Startup ecosystems are on the rise everywhere. There are more startups, more mentors, more events and more money floating around than ever before. Unfortunately, more is not always better. Having been around since the first OCC meetup in Bangalore, I have seen the meetups (and the ecosystem) evolve over the years. Truth be told, I have lost interest in most startup events and it’s not because I think there is nothing to learn out there. Discussions with entrepreneurs often turn into a discussion about things that don’t matter as much – funding news of other companies and discussions about getting into the next accelerator or incubator. These are legitimate discussions but they are very unproductive use of face-time with people. A quick google search on funding or accelerators will lead to hundreds of blog posts, videos and dozens of books.
I want to take this opportunity to clear my stand on funding. I think if you are operating from India and have any kind of real traction, you probably don’t need to worry about money. You should really be focusing on revenues and acquiring customers. Operating costs in India are so low that your funding requirements are already much lower than other parts of the world. That’s what we are doing in SupportBee. We tried raising a bit last year but very quickly decided that it was not worth the time.
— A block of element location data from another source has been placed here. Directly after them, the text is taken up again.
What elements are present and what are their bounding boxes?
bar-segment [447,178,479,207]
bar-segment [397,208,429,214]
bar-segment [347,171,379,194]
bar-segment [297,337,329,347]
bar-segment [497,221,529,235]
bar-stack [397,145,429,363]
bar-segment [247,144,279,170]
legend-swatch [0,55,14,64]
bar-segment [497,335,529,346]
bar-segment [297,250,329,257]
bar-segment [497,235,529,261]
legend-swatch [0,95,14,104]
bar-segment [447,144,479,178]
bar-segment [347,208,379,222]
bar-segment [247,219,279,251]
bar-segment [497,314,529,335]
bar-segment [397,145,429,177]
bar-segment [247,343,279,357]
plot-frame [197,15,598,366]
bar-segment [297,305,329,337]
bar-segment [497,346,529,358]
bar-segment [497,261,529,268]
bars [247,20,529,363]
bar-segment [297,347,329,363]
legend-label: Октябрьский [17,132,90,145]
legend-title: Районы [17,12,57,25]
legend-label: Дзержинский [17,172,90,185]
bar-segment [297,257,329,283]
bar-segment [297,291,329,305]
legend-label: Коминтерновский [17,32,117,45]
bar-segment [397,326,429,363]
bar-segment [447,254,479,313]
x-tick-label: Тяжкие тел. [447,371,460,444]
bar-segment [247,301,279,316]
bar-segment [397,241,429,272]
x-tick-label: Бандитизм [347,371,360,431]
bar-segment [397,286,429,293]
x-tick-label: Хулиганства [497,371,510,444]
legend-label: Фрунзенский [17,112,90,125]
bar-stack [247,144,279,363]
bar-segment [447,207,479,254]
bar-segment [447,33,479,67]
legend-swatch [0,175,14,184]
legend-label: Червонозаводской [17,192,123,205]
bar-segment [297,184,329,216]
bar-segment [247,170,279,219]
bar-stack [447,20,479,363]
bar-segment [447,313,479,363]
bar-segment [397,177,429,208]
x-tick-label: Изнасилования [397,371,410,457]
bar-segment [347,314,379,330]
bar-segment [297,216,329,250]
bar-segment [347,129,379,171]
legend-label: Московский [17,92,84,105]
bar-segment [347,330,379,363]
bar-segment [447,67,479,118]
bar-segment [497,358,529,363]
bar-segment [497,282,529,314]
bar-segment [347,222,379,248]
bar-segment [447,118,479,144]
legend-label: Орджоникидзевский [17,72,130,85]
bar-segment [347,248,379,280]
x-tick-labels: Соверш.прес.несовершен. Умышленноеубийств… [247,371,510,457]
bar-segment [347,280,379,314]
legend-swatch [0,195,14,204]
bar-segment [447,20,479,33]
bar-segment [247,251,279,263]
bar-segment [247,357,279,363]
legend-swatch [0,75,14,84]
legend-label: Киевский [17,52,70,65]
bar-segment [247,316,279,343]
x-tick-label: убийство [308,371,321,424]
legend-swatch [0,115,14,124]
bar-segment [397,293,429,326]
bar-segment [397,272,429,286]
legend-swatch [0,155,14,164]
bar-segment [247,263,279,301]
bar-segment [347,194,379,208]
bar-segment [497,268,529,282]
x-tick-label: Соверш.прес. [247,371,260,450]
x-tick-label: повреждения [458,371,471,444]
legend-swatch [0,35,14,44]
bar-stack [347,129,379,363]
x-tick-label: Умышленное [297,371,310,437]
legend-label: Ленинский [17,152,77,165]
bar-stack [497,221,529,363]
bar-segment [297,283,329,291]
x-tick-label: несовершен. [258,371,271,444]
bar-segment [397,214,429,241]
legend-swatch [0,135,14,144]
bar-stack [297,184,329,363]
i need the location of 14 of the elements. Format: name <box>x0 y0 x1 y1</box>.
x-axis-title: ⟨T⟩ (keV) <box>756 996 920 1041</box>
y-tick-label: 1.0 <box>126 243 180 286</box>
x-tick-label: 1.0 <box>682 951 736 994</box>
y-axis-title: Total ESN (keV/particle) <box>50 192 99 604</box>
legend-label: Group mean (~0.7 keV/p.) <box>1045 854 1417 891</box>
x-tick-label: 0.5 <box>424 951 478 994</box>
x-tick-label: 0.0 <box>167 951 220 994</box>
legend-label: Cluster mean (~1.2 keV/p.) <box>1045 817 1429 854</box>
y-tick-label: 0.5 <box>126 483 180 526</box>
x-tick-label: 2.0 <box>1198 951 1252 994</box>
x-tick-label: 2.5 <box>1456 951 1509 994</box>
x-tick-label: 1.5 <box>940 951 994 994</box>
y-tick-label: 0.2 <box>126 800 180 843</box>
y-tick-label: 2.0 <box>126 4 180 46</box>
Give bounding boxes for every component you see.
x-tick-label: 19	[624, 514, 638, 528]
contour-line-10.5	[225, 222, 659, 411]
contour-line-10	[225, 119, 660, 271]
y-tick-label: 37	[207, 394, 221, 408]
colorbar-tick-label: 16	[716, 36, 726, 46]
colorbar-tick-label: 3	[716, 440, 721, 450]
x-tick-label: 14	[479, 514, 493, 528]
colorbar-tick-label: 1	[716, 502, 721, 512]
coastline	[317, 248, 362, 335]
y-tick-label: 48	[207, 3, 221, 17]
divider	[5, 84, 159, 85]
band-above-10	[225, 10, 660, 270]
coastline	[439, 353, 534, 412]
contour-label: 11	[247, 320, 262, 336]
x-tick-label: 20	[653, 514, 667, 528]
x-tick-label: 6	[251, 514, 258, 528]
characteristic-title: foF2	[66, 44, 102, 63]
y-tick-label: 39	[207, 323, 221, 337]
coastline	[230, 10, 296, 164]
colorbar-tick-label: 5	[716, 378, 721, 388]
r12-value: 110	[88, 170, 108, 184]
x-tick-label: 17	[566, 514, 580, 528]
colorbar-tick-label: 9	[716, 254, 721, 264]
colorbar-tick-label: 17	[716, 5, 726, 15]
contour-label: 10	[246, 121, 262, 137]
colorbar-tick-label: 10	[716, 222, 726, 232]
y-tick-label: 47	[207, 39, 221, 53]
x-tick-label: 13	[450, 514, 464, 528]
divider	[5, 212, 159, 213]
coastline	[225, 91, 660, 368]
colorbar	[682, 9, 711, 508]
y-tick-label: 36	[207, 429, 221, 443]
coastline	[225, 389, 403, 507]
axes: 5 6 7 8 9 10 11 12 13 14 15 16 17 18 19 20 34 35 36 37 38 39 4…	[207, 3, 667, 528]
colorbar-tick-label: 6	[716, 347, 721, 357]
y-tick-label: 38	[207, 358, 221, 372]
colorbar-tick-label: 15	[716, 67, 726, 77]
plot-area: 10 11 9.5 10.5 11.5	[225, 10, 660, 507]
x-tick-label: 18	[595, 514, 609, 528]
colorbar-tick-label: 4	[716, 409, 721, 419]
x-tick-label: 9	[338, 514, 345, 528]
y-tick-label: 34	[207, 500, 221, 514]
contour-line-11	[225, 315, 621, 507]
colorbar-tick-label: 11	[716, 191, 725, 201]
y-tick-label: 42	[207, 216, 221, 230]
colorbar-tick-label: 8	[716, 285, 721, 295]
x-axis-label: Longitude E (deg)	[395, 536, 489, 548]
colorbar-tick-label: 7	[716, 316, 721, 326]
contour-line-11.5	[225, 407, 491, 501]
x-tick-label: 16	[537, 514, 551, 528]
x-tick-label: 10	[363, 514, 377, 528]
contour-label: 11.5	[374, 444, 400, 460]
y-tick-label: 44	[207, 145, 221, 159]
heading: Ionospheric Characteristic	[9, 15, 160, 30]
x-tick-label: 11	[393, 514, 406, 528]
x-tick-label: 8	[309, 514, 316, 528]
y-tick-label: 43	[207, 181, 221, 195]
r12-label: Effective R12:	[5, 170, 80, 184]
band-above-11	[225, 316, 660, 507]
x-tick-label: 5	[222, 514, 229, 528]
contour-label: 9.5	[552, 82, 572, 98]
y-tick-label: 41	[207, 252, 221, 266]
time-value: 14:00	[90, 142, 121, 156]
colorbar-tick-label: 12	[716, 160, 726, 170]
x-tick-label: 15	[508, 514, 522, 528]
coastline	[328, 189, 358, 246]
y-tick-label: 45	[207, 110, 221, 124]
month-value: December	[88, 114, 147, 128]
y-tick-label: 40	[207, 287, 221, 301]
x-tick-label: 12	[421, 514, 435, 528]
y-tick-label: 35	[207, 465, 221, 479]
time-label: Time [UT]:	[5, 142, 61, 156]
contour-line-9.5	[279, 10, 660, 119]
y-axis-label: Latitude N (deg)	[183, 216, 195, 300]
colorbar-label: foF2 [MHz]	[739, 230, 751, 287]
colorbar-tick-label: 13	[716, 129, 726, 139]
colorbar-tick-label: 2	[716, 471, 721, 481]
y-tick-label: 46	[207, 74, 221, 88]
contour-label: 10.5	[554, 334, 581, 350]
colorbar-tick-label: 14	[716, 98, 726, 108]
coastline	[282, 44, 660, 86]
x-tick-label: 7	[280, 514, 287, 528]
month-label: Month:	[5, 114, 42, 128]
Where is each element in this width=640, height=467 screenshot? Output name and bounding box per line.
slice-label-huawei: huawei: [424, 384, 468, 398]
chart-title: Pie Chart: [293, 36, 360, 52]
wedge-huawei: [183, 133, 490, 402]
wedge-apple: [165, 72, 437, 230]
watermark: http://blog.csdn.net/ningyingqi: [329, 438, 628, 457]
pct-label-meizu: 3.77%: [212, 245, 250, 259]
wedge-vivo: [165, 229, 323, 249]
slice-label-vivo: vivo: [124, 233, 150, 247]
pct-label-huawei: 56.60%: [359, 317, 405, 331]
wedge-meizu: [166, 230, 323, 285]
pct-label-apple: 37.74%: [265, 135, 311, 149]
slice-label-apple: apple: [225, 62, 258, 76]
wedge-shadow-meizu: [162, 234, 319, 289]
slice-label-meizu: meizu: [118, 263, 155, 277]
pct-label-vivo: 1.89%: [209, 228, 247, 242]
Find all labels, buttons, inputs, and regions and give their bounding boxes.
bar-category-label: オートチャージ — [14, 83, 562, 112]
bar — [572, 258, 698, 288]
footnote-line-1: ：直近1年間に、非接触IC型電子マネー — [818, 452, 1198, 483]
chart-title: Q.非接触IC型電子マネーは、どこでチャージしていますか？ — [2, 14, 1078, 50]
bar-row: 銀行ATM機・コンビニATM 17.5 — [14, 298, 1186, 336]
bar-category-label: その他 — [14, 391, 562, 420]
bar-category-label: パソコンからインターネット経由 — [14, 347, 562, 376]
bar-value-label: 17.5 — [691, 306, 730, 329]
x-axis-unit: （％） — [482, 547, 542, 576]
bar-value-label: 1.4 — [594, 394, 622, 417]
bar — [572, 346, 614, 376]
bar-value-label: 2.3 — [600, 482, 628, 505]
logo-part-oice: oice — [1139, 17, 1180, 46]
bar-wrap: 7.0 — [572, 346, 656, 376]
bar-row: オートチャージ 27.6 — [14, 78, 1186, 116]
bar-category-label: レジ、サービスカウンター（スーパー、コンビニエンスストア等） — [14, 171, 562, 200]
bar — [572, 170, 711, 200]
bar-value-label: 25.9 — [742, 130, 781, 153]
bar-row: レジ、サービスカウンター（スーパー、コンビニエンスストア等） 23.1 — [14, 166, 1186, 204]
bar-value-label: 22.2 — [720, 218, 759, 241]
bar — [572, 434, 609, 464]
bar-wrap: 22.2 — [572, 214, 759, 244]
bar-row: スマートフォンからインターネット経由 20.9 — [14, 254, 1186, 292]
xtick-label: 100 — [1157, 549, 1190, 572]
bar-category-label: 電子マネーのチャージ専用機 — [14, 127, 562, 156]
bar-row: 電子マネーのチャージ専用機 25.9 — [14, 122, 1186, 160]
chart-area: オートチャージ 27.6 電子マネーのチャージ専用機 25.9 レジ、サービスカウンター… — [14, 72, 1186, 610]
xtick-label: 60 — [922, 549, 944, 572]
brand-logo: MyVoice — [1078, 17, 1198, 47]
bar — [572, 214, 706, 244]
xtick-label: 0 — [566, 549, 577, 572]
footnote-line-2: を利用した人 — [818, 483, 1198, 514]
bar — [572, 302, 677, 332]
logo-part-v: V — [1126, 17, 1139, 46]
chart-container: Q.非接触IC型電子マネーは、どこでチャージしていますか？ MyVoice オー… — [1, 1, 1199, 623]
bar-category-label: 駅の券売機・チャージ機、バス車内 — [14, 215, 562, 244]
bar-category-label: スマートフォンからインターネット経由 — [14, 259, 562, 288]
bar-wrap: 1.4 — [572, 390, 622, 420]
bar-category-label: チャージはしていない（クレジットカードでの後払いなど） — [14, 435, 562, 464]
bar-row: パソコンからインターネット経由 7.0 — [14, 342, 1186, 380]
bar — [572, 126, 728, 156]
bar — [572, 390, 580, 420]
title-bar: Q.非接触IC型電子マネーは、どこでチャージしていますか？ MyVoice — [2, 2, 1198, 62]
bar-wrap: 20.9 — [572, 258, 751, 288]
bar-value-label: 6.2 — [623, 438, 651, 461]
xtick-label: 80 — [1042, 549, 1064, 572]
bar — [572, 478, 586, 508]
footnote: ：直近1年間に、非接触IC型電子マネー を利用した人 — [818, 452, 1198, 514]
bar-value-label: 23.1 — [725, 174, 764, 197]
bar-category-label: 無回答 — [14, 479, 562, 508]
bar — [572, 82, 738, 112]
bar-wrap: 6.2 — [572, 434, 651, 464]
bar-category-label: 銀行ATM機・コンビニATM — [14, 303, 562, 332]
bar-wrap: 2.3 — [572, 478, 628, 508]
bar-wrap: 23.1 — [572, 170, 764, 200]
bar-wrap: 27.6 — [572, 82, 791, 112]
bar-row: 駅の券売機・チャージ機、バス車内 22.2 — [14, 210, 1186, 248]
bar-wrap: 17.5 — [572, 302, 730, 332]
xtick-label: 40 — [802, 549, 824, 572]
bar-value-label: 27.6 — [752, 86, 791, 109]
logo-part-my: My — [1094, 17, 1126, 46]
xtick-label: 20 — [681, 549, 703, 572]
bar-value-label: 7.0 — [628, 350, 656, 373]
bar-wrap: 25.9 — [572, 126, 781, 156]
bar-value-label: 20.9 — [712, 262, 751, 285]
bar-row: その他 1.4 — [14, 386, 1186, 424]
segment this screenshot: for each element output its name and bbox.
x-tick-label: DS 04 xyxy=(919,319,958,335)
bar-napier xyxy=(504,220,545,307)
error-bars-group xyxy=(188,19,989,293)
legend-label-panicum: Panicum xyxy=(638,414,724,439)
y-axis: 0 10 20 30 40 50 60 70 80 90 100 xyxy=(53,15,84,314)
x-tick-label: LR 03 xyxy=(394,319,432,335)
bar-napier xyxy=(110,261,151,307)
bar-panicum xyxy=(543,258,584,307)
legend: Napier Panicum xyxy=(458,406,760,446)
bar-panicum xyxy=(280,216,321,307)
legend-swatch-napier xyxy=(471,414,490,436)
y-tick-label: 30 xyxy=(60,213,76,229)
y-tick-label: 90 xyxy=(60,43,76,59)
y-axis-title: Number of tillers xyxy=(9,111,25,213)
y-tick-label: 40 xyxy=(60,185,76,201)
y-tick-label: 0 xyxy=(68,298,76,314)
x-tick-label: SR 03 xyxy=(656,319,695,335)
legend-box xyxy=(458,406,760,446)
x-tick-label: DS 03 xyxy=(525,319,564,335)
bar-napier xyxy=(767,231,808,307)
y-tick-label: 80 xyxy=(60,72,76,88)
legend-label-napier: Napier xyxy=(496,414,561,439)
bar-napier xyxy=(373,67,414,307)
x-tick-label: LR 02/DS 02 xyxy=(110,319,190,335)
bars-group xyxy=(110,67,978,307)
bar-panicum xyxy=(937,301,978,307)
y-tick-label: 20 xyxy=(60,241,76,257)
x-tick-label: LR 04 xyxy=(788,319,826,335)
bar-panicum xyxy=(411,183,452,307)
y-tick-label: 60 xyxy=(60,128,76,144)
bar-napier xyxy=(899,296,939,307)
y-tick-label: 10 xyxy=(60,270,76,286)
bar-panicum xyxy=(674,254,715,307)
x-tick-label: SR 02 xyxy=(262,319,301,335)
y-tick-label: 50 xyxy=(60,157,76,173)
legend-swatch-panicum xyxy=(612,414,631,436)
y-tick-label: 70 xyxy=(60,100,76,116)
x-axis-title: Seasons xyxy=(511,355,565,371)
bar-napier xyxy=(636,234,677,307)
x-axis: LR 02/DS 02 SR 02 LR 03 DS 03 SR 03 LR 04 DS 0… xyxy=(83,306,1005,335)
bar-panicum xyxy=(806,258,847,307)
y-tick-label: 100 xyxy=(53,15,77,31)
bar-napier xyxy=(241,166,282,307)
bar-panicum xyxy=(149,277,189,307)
Not having money forced us to focus on revenues and customers and ignore everything else. I must accept that in the past I have gotten carried away and indulged in ongoing funding/investment landscape decisions with fellow entrepreneurs. However, I am going to bail out of those discussions pretty quickly from now on. I personally find my time better spent simply meditating instead.
However here are some questions that I do enjoy asking entrepreneurs and wish more entrepreneurs asked me (simply because I have atleast some first hand insights here that might be useful to others)
- How old is your company and how long did it take you to launch. What slowed you down or helped you get the product out the door faster?
- What kind of traction do you have. What about revenues? How fast are they growing (or why not)?
- What things have made the biggest impact on your customer acquisition. What has helped lower your churn? What has driven up the engagement?
- What are your biggest acquisition channels. Do you focus more on organic or paid acquisition? Why one or the other or both?
- What hiring channels have worked for you? How do you work? Do you have sales people? If not, why?
- How do you prioritize feature requests? How do you deliver customer support? How do you tie the two together?
Startups are so hard that if you meet someone with any traction, there are so many great things to learn from them. It doesn’t even matter if you think they have cracked it bigtime or not. Asking the right questions is the key. If you think someone’s idea doesn’t make sense, ask them what they see in it. If you think someone is in an over crowded space, ask them how they are still selling in that space. Try to get real answers out of people. Andrew Warner did it with star entrepreneurs and you can do it with your local heroes (and heroes to be). Just be nice and curious and most people are happy to share their insights.